Gloom grips the high street as retail sales and consumer confidence falter in a wait-and-see economy

There were fresh signs today that the UK may be struggling to get out of recession in a wait-and-see economy, with stuttering high street sales and faltering consumer confidence. 

Retail sales for February stagnated month-on-month, coming in bang on zero, although that avoided an overall drop of 0.4% predicted by City experts. 

 Better clothing sales helped offset a slide in food and fuel, declines that pointed to cost-conscious shoppers cutting back on more expensive essentials. 

 Then, a highly influential and long running tracker of economic conditions also revealed the lingering sense of uncertainty during a time of recession. 

 The latest reading of GfK’s consumer confidence tracker, established for 50 years, stalled at -21 for March after a two- point decline in February. 

Joe Staton, Client Strategy Director GfK, pointed to “a note of worry this month”:

“Look back to last year and it’s clear the improvements in consumer confidence seen most months since January 2023 have vanished”.

And GfK found that people were holding back big-ticket items, with its Major Purchase Index down 2 points. 

“Are we temporarily on pause, or are consumers about to press ‘reverse’? In the run-up to the next general election?” asked Staton. 

The bleak-looking picture came at the end of a week when inflation fell by more than forecasts, but the Bank of England the base cost of borrowing at a 16-year high of 5.25%. 

 And City experts are warning that the next interest rate meeting, due in May, will still be too early for a cut. Some traders are pricing in action for June, but the favourite month for  what would be the first cut since March 2020 is August. 

 If the market gets that right, that means the benchmark rate that sets the price of mortgages and loans across the economy will have been over 5% for a full year. 

The BOE has left rates up there – and signalled that they will be higher for longer – to fight off the wave of double-digit inflation stoked by high energy prices after Vladimir Putin’s invasion of Ukraine. 
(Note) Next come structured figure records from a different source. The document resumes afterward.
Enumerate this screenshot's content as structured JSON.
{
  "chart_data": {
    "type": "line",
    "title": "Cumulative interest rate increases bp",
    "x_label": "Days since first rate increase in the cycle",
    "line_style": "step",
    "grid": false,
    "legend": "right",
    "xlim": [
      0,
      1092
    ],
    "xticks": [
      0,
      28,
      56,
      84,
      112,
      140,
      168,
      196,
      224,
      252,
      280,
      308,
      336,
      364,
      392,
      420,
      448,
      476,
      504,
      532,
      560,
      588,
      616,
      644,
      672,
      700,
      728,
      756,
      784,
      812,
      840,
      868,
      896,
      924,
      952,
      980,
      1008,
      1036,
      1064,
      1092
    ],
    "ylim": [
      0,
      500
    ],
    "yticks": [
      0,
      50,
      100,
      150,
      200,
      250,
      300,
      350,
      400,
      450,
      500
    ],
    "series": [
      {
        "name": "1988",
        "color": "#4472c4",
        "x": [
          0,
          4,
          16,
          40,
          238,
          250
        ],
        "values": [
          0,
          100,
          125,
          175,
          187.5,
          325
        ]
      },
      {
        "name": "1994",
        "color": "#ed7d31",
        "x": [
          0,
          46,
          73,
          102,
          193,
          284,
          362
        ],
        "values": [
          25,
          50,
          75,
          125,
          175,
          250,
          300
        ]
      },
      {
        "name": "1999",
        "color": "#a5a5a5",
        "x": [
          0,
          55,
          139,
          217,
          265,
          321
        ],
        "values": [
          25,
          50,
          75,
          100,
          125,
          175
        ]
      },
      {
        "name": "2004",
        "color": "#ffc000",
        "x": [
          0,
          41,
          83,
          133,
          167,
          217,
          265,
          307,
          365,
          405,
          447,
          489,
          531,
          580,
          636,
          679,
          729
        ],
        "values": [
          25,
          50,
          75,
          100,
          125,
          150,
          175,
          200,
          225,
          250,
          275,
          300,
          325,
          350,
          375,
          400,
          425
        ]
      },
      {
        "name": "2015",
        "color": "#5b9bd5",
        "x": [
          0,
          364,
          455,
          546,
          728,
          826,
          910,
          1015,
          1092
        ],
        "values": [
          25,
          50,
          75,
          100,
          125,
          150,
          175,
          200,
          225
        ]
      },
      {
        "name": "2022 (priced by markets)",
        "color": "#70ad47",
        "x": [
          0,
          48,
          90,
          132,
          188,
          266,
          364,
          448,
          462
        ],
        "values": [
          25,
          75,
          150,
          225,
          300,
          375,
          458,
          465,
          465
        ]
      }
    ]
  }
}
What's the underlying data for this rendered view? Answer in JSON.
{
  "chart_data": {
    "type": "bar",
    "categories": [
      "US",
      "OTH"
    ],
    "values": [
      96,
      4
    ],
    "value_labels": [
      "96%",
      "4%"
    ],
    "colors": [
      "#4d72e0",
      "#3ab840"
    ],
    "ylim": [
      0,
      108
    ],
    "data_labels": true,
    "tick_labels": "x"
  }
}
Having peaked at over 11% in October 2022, it was revealed this week that the latest consumer price index was 3.4%, moving near to the official 2% target for policymakers.

As rate rises increased mortgage costs and the price of loans, consumer spending was choked off to tame prices. That hit the wider economy. The UK entered the technical definition of recession – two successive quarters of a shrinking economy – at the end of last year. 

It has made for tough conditions on the high street.

Natalie Ormond, the owner of a sustainable products retailer Smallkind, said: “Being a small retailer right now is awful. The cost of every single service we use has gone up and the money coming in is way down,” adding: 

“Right now it feels like only fast and cheap products are selling. It's really tough out there.”